Ne me parlez pas de remodeler la maison alors que c'est la fondation qui est fermement intacte et a été conçue pour cette être notre expérience. Le remodelage ne résoudra pas le problème. Dites-moi comment vous allez reconstruire la maison mieux cette fois, en commençant par une toute nouvelle fondation. Si vous avez besoin de quelqu'un, quelque chose à blâmer, j'espère que vous avez votre réponse.

Premier plan: des fleurs au pied des «rumeurs de guerre» de Kehinde Wiley | Contexte: La police protège les filles de la Confédération | Ace Callwood, Richmond, Virginie

Les Noirs et les défenseurs de nos communautés, cette pièce n'est pas pour nous dans la mesure où nous savons ce qui se passe. Nous l'avons vu, nous l'avons vécu et nous n'avons pas besoin d'être convaincus de notre expérience. Si partager cela en réponse au déluge de notes est utile, n'hésitez pas. Peut-être que cela allégera votre fardeau.

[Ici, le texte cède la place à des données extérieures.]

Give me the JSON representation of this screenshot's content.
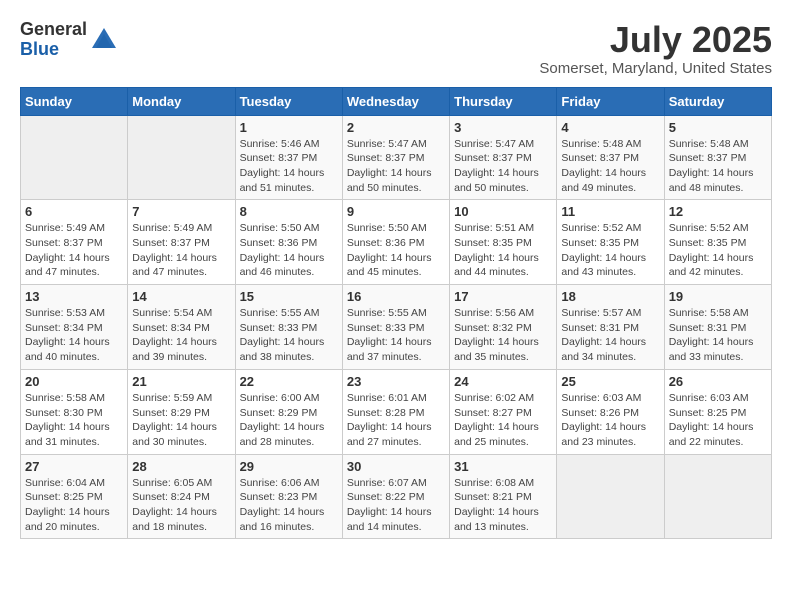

Pour les blancs, c'est votre prérogative de prendre ce morceau comme vous le jugez le plus approprié. Je serais ravi que vous le partagiez – même juste le point n ° 1 – avec les autres. Je serais ravi que vous continuiez à travailler pour vraiment comprendre plutôt que de simplement rester avec nous. Aidez-nous à changer le système ou à vous écarter pendant que nous le faisons nous-mêmes, ne nous demandez pas de vous attendre. L'attente est une condamnation à mort. C'est à vous de suivre.


Cette pièce est initialement apparue sur Medium, et nous l'avons publiée ici avec permission.